[[Category:Software]]
== Description ==
Samtools is a suite of programs for interacting with high-throughput sequencing data.
It is closely related to BCFtools and to HTSlib. Primary documentation for all three
of these packages can be found at https://www.htslib.org/
* Samtools is for reading, writing, editing, indexing, and viewing files in SAM, BAM, or CRAM format
* BCFtools is for reading and writing files in BCF2, VCF, and gVCF format, and for calling, filtering, and summarizing SNP and short indel sequence variants
* HTSlib is a C-language library for reading and writing high-throughput sequencing data. It is used by both Samtools and BCFtools.
This page does not cover all features of Samtools.
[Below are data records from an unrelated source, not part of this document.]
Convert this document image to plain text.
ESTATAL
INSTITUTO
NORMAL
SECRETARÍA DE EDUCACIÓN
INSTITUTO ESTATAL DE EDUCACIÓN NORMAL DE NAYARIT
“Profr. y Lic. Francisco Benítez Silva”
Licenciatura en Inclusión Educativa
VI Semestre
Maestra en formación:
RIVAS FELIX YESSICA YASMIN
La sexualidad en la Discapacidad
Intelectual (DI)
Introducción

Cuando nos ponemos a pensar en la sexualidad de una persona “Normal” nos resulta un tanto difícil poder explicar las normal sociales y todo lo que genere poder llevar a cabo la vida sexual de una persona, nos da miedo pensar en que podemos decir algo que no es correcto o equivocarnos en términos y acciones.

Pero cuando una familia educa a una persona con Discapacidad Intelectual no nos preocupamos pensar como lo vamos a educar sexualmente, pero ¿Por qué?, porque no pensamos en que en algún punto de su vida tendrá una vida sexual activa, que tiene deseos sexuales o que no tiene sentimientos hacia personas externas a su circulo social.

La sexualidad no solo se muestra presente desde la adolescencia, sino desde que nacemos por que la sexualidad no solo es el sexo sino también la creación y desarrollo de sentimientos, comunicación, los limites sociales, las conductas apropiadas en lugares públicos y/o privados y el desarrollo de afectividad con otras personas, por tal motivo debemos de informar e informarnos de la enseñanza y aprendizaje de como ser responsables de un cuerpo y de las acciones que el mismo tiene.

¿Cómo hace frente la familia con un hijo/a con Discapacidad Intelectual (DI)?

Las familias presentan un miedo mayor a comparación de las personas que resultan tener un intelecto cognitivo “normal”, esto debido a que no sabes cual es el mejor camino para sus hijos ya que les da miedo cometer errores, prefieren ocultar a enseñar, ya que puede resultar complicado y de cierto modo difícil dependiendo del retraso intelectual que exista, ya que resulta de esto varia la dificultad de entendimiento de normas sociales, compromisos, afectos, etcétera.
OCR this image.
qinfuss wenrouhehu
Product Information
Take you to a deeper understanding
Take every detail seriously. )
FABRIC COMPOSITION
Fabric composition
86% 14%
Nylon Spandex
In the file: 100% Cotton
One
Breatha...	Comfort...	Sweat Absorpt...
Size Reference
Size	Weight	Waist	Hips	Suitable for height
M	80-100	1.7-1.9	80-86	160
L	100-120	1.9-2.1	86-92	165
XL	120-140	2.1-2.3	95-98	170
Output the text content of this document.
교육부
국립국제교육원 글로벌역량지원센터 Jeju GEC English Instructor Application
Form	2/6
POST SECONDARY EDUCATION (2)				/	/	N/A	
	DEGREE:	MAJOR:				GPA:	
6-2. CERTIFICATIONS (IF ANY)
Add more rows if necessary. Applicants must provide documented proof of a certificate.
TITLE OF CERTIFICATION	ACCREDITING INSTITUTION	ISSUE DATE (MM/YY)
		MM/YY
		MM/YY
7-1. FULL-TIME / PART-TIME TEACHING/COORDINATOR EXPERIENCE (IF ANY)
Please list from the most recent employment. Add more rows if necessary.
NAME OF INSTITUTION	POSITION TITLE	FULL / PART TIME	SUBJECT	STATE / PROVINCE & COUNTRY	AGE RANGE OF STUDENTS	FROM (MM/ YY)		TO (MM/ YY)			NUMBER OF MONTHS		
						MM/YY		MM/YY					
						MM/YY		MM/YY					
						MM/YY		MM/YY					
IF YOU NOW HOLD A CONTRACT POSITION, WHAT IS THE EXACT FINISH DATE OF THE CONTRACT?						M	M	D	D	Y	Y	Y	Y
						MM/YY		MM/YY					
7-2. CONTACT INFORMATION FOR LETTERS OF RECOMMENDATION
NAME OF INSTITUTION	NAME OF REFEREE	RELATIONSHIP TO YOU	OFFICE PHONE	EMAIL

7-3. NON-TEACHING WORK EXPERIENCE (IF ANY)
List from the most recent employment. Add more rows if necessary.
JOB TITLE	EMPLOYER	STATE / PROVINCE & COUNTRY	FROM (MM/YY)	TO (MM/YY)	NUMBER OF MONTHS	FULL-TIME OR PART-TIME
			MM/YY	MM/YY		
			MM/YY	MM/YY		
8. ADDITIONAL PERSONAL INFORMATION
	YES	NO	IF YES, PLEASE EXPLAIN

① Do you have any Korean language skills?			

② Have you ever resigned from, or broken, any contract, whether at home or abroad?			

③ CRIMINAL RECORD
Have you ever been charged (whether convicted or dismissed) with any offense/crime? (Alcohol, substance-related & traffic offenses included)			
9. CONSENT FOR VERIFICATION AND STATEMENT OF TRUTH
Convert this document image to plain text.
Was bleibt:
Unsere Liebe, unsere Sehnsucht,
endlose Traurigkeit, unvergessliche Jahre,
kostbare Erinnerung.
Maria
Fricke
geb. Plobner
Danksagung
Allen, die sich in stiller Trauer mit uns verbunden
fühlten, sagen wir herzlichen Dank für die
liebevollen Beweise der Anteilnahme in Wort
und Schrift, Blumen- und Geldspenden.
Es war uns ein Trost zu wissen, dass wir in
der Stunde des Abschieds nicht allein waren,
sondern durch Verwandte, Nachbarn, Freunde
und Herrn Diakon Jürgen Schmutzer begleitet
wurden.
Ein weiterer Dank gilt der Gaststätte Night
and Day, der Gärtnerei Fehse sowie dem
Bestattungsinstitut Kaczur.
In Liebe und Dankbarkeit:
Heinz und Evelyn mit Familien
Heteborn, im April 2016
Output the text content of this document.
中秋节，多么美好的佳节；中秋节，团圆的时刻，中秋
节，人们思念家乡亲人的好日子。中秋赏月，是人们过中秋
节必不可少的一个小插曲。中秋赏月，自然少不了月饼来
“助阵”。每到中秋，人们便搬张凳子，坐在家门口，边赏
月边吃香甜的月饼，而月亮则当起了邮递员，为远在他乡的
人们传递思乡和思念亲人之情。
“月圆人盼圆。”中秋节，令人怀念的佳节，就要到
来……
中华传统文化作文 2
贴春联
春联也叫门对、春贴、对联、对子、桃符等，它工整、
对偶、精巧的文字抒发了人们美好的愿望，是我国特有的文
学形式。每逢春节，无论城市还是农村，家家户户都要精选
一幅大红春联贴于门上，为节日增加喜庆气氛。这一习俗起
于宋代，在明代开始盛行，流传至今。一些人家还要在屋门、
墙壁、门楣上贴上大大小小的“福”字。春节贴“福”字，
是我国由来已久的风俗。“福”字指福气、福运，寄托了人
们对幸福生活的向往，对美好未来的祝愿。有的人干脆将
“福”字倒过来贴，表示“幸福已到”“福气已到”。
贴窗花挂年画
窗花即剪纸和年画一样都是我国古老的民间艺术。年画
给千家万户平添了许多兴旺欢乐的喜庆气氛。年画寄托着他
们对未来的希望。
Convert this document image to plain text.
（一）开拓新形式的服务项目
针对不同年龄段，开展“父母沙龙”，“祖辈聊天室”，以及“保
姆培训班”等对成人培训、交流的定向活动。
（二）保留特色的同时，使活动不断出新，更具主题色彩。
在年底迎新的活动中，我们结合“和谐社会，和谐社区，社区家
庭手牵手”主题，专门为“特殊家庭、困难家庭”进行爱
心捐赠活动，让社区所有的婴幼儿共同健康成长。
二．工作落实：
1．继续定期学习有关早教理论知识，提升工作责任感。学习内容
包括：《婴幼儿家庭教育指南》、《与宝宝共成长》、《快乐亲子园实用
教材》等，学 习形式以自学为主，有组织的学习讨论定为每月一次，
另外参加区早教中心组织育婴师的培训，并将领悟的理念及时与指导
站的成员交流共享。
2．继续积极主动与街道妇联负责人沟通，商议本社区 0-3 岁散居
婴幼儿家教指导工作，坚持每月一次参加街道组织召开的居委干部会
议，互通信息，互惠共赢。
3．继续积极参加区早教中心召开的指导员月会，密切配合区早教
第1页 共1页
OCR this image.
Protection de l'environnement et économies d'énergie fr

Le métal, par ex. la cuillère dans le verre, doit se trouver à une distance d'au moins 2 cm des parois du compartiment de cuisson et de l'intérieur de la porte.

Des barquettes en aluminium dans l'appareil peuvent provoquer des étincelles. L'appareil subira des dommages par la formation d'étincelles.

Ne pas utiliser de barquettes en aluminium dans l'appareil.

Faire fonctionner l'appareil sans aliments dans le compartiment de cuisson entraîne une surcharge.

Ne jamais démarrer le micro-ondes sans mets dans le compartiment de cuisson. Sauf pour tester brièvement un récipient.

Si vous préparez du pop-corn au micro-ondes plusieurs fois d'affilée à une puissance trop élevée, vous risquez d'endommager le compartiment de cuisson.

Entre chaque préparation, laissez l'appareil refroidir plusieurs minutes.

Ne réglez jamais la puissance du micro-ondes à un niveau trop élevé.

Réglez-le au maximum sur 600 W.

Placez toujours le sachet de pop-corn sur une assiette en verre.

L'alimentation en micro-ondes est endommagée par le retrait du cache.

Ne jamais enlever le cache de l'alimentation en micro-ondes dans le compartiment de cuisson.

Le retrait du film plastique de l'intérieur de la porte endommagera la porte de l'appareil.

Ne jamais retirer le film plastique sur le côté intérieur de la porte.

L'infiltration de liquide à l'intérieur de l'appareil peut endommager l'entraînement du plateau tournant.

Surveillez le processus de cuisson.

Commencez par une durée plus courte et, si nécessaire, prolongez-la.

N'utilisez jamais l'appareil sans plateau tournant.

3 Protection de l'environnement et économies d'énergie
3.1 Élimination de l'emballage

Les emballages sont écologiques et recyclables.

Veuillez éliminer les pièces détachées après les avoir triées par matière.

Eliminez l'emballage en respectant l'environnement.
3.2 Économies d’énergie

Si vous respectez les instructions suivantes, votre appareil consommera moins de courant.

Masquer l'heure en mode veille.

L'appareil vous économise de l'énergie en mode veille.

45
Please refer to [http://www.htslib.org/doc/samtools.html Samtools] for the complete list of all subtools.
To load the default version of samtools use module load samtools
, e.g.:
{{Commands
|module load samtools
|samtools
Program: samtools (Tools for alignments in the SAM format)
Version: 1.20 (using htslib 1.20)
Usage: samtools [options]}}
For more on the module
command, including how to find other versions of samtools, see [[Utiliser_des_modules/en|Using modules]]
== General usage ==
SAMtools provides tools for manipulating alignments in SAM and BAM formats.
A common task is to convert SAM files ("Sequence Alignment/Map") to BAM files.
BAM files are compressed versions of SAM files and are much smaller in size; the "B" stands for "binary".
BAM files are easy to manipulate and are ideal for storing large nucleotide sequence alignments.
CRAM is a more recent format for the same type of data, and offers still greater compression.
=== Converting a SAM file to a BAM file ===
Prior to converting, verify if your SAM file carries a header section with character “@”. You can inspect the header section using the view command:
{{Command|samtools view -H my_sample.sam}}
If the SAM file contains a header, either of these forms can be used to convert the data to BAM format:
{{Commands
|samtools view -bo my_sample.bam my_sample.sam
|samtools view -b my_sample.sam -o my_sample.bam}}
If headers are absent, you can use the reference FASTA file to map the reads:
{{Command|samtools view -bt ref_seq.fa -o my_sample.bam my_sample.sam}}
=== Sorting and indexing BAM files ===
You may also have to sort and index BAM files for many downstream applications
{{Commands
|samtools sort my_sample.bam -o my_sample_sorted.bam
|samtools index my_sample_sorted.bam}}
You can also convert a SAM file directly to a sorted BAM file using the shell pipe:
{{Command|
[name@server ~]$ samtools view -b my_sample.sam | samtools sort -o my_sample_sorted.bam}}
A sorted BAM file, together with its index file with extension .bai
, is a common prerequisite for many other processes such as variant calling, feature counting, etc.
=== Processing multiple files with multithreading and/or GNU parallel ===
You will typically have more than one SAM file to process at one time.
A job script with a loop is a good way to handle multiple files, as in the following example:
{{File
|name=samtools.sh
|lang="bash"
|contents=
#!/bin/bash
#SBATCH --cpus-per-task 1
#SBATCH --mem-per-cpu=4G
#SBATCH --time=3:00:00
module load samtools/1.20
for FILE in *.sam
do
time samtools view -b ${FILE} {{!}} samtools sort -o ${FILE%.*}_mt_sorted.bam
done
}}
Samtools typically runs on a single core by default but in some cases it may improve your efficiency to use multithreading or GNU parallel.
Samtools can take advantage of multiple cores ("multithreading") if given the -@
flag:
{{File
|name=samtools_multithreading.sh
|lang="bash"
|contents=
#!/bin/bash
#SBATCH --cpus-per-task 4
#SBATCH --mem-per-cpu=4G
#SBATCH --time=3:00:00
module load samtools/1.20
for FILE in *.sam
do
time samtools view -@ ${SLURM_CPUS_PER_TASK} -b ${FILE} {{!}} samtools sort -o ${FILE%.*}_mt_sorted.bam
done
}}
A different way to take advantage of multiple cores is to use GNU parallel to process multiple files concurrently:
{{File
|name=samtools_gnuparallel.sh
|lang="bash"
|contents=
#!/bin/bash
#SBATCH --cpus-per-task 4
#SBATCH --mem-per-cpu=4G
#SBATCH --time=3:00:00
module load samtools/1.20
find . -name "*.sam" {{!}} parallel -j ${SLURM_CPUS_PER_TASK} "time samtools view -bS {} {{!}} samtools sort -o {.}_mt_sorted.bam"
}}
The above script will execute view and sort on four SAM files concurrently.
If you have more input files, modify the --cpous-per-task request.